As investors, part of the due diligence we conduct before entering into an investment includes calls with existing customers. The CloudLock calls stand out for the level of enthusiasm that greeted us from the other end of the line.  One customer even described finding CloudLock this way:

“We were like a guy in a desert dying of thirst when he suddenly sees water.”  [CloudLock was the water]. Gil Zimmerman and the incredible CloudLock team have done an incredible job building a company that has immense promise. The company’s great SaaS metrics and rate of growth make this even more evident. (For more on what BVP looks for in SaaS metrics read our “10 Laws” here).

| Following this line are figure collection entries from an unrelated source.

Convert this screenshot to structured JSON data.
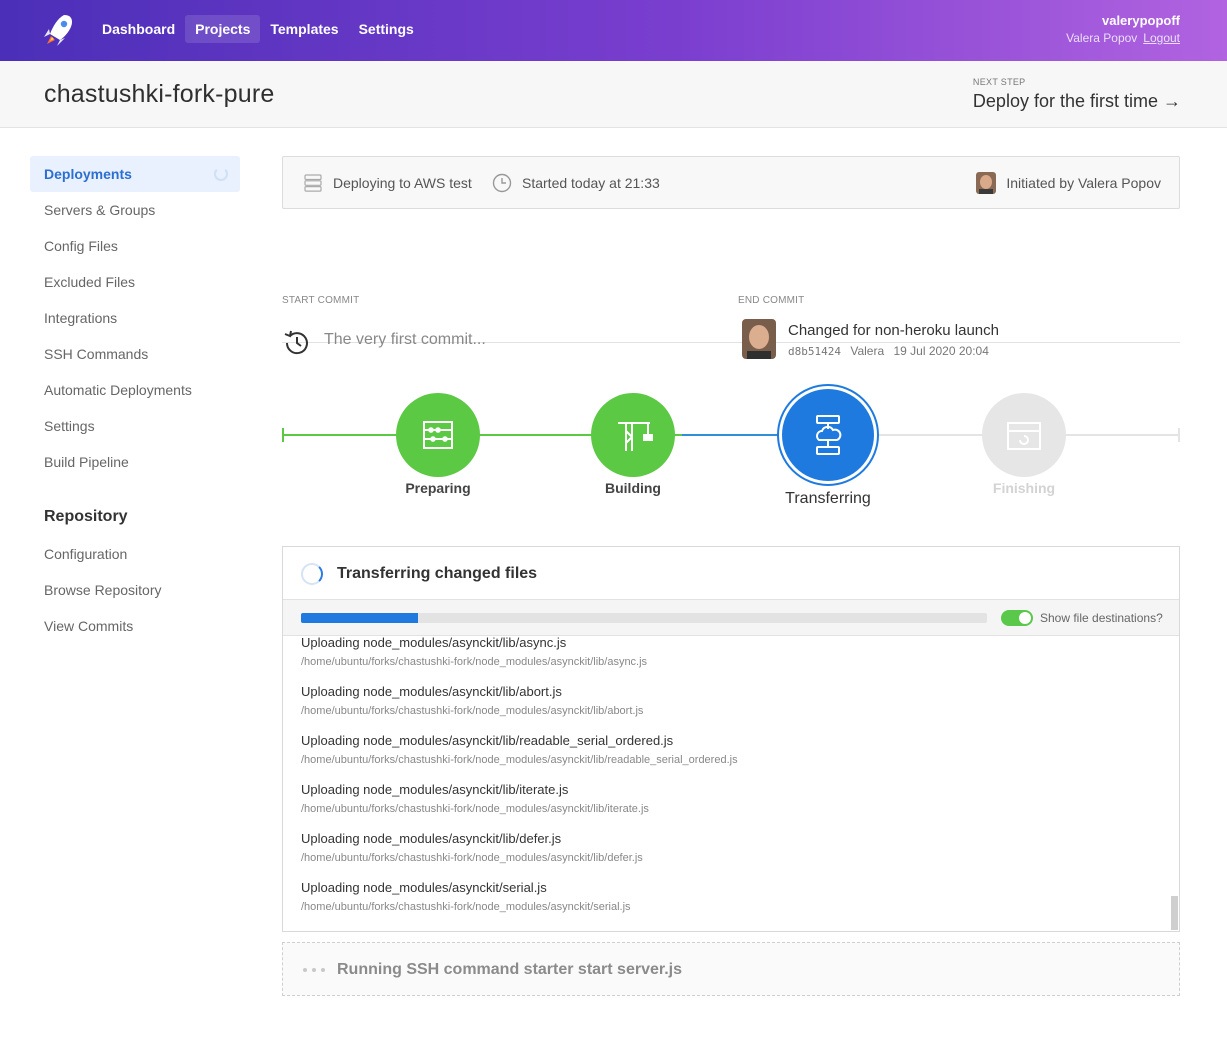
{
  "nav": {
    "items": [
      {
        "label": "Dashboard",
        "active": false
      },
      {
        "label": "Projects",
        "active": true
      },
      {
        "label": "Templates",
        "active": false
      },
      {
        "label": "Settings",
        "active": false
      }
    ],
    "user": {
      "username": "valerypopoff",
      "fullname": "Valera Popov",
      "logout": "Logout"
    },
    "icons": {
      "logo": "rocket-logo-icon"
    }
  },
  "project": {
    "title": "chastushki-fork-pure",
    "next_step_label": "NEXT STEP",
    "next_step_value": "Deploy for the first time →"
  },
  "sidebar": {
    "items": [
      {
        "label": "Deployments",
        "active": true
      },
      {
        "label": "Servers & Groups"
      },
      {
        "label": "Config Files"
      },
      {
        "label": "Excluded Files"
      },
      {
        "label": "Integrations"
      },
      {
        "label": "SSH Commands"
      },
      {
        "label": "Automatic Deployments"
      },
      {
        "label": "Settings"
      },
      {
        "label": "Build Pipeline"
      }
    ],
    "repo_heading": "Repository",
    "repo_items": [
      {
        "label": "Configuration"
      },
      {
        "label": "Browse Repository"
      },
      {
        "label": "View Commits"
      }
    ]
  },
  "deployment": {
    "target": "Deploying to AWS test",
    "started": "Started today at 21:33",
    "initiated": "Initiated by Valera Popov",
    "start_commit_label": "START COMMIT",
    "start_commit_text": "The very first commit...",
    "end_commit_label": "END COMMIT",
    "end_commit_message": "Changed for non-heroku launch",
    "end_commit_hash": "d8b51424",
    "end_commit_author": "Valera",
    "end_commit_date": "19 Jul 2020 20:04"
  },
  "pipeline": {
    "stages": [
      {
        "label": "Preparing",
        "state": "done",
        "icon": "abacus-icon"
      },
      {
        "label": "Building",
        "state": "done",
        "icon": "crane-icon"
      },
      {
        "label": "Transferring",
        "state": "active",
        "icon": "server-cloud-icon"
      },
      {
        "label": "Finishing",
        "state": "pending",
        "icon": "box-icon"
      }
    ],
    "colors": {
      "done": "#5bc943",
      "active": "#1f7ae0",
      "pending": "#e6e6e6"
    }
  },
  "transfer": {
    "title": "Transferring changed files",
    "progress": 0.17,
    "toggle_label": "Show file destinations?",
    "toggle_on": true,
    "files": [
      {
        "name": "Uploading node_modules/asynckit/lib/async.js",
        "dest": "/home/ubuntu/forks/chastushki-fork/node_modules/asynckit/lib/async.js"
      },
      {
        "name": "Uploading node_modules/asynckit/lib/abort.js",
        "dest": "/home/ubuntu/forks/chastushki-fork/node_modules/asynckit/lib/abort.js"
      },
      {
        "name": "Uploading node_modules/asynckit/lib/readable_serial_ordered.js",
        "dest": "/home/ubuntu/forks/chastushki-fork/node_modules/asynckit/lib/readable_serial_ordered.js"
      },
      {
        "name": "Uploading node_modules/asynckit/lib/iterate.js",
        "dest": "/home/ubuntu/forks/chastushki-fork/node_modules/asynckit/lib/iterate.js"
      },
      {
        "name": "Uploading node_modules/asynckit/lib/defer.js",
        "dest": "/home/ubuntu/forks/chastushki-fork/node_modules/asynckit/lib/defer.js"
      },
      {
        "name": "Uploading node_modules/asynckit/serial.js",
        "dest": "/home/ubuntu/forks/chastushki-fork/node_modules/asynckit/serial.js"
      }
    ]
  },
  "ssh": {
    "text": "Running SSH command starter start server.js"
  }
}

At BVP, we are strong believers in our roadmap-driven investment strategy, a strategy that requires us to dive very deeply into a sector so that we can identify opportunities early. CloudLock, interestingly, sits at the intersection of two of our strongest roadmaps Cloud/SaaS and Cyber Security. (As you can imagine, when an investment sits in the Venn diagram overlapping two areas of interest we get really excited.)  Both Cloud and Cyber Security companies will continue to get BVP focus in 2014.

We welcome the CloudLock team to the BVP family.